К костру, где пили морячки, залетела сдуру из тайги здоровенная сова. Господа гардемарины ее отловили и, сообразив, что предвидится развлечение, стали усиленно напрягать фантазию. Вскоре придумана была замечательная хохма — со склада добыли динамитную шашку, бикфордов шнур, примотали все это сове к лапе, подпалили шнур и сову отпустили, чтобы летела на все четыре стороны.
Черт его знает, что там за мысли родились в голове у совы, но в тайгу она не драпанула, а полетела прямехонько в высоченную, распахнутую, двустворчатую дверь барака. И притаилась там где-то под крышей.
Гардемарины протрезвели в какую-то микросекунду. Бикфордов шнур был коротенький. Бежать бессмысленно — когда рванет барак и сдетонируют боеприпасы и взрывчатка во всех остальных, воронка получится такая, что все равно в ней останешься, как ни мчись быстрее лани… Точнее, будешь порхать над тайгой в виде пригоршни молекул.
Неизвестно каким чудом, но сову они изловили чуть ли не в последний миг, чтобы не терять времени, оторвали шашку вместе с лапой.

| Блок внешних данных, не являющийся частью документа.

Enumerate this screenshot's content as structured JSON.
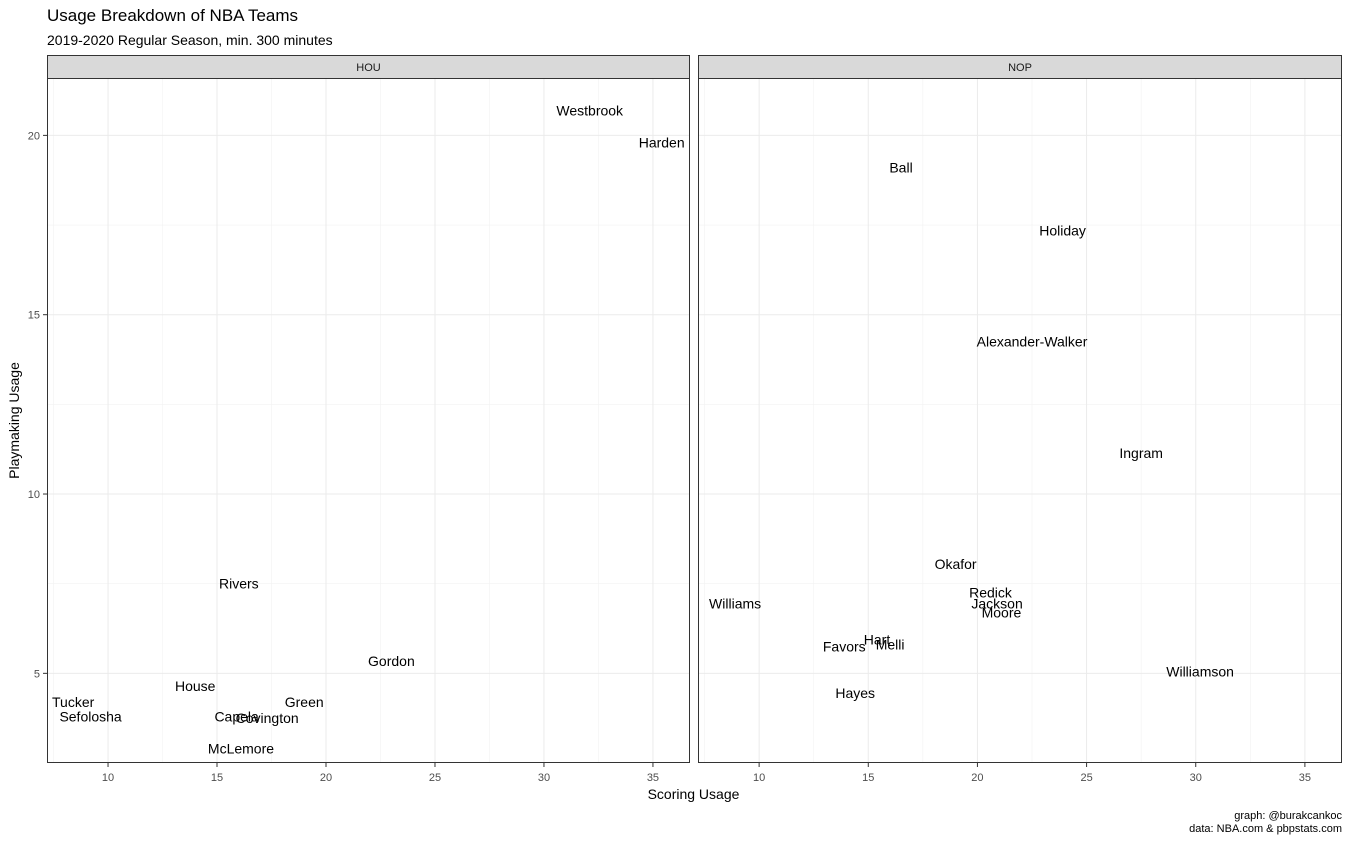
{
  "title": "Usage Breakdown of NBA Teams",
  "subtitle": "2019-2020 Regular Season, min. 300 minutes",
  "caption": [
    "graph: @burakcankoc",
    "data: NBA.com & pbpstats.com"
  ],
  "chart_data": {
    "type": "scatter",
    "xlabel": "Scoring Usage",
    "ylabel": "Playmaking Usage",
    "xlim": [
      7.2,
      36.7
    ],
    "ylim": [
      2.5,
      21.6
    ],
    "x_ticks": [
      10,
      15,
      20,
      25,
      30,
      35
    ],
    "y_ticks": [
      5,
      10,
      15,
      20
    ],
    "grid": true,
    "panels": [
      {
        "name": "HOU",
        "points": [
          {
            "label": "Westbrook",
            "x": 32.1,
            "y": 20.7
          },
          {
            "label": "Harden",
            "x": 35.4,
            "y": 19.8
          },
          {
            "label": "Rivers",
            "x": 16.0,
            "y": 7.5
          },
          {
            "label": "Gordon",
            "x": 23.0,
            "y": 5.35
          },
          {
            "label": "House",
            "x": 14.0,
            "y": 4.65
          },
          {
            "label": "Tucker",
            "x": 8.4,
            "y": 4.2
          },
          {
            "label": "Green",
            "x": 19.0,
            "y": 4.2
          },
          {
            "label": "Sefolosha",
            "x": 9.2,
            "y": 3.8
          },
          {
            "label": "Capela",
            "x": 15.9,
            "y": 3.8
          },
          {
            "label": "Covington",
            "x": 17.3,
            "y": 3.75
          },
          {
            "label": "McLemore",
            "x": 16.1,
            "y": 2.9
          }
        ]
      },
      {
        "name": "NOP",
        "points": [
          {
            "label": "Ball",
            "x": 16.5,
            "y": 19.1
          },
          {
            "label": "Holiday",
            "x": 23.9,
            "y": 17.35
          },
          {
            "label": "Alexander-Walker",
            "x": 22.5,
            "y": 14.25
          },
          {
            "label": "Ingram",
            "x": 27.5,
            "y": 11.15
          },
          {
            "label": "Okafor",
            "x": 19.0,
            "y": 8.05
          },
          {
            "label": "Redick",
            "x": 20.6,
            "y": 7.25
          },
          {
            "label": "Williams",
            "x": 8.9,
            "y": 6.95
          },
          {
            "label": "Jackson",
            "x": 20.9,
            "y": 6.95
          },
          {
            "label": "Moore",
            "x": 21.1,
            "y": 6.7
          },
          {
            "label": "Hart",
            "x": 15.4,
            "y": 5.95
          },
          {
            "label": "Melli",
            "x": 16.0,
            "y": 5.8
          },
          {
            "label": "Favors",
            "x": 13.9,
            "y": 5.75
          },
          {
            "label": "Williamson",
            "x": 30.2,
            "y": 5.05
          },
          {
            "label": "Hayes",
            "x": 14.4,
            "y": 4.45
          }
        ]
      }
    ]
  }
}
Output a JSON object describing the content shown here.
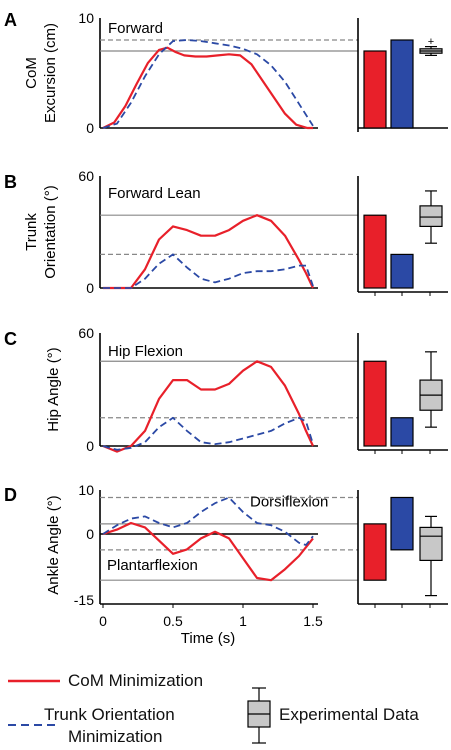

Безвинную птицу решено было зажарить на костре и слопать, что и было исполнено. Они молча сидели вокруг догорающих углей, жевали жесткое пригоревшее мясцо, к спирту никто не притронулся, хотя его было еще полно, а головы были пустые, как колбы электролампочек. Как ни смешно, но именно тогда Мазур как-то рывком понял: сколь прекрасна жизнь и сколь легко ее потерять… Как ни странно, у него и мысли не мелькнуло, чтобы уйти из армии. Уже тогда понимал, должно быть: хороший солдат — тот, кто ухитрится умереть как можно позже и при этом ни разу не струсить.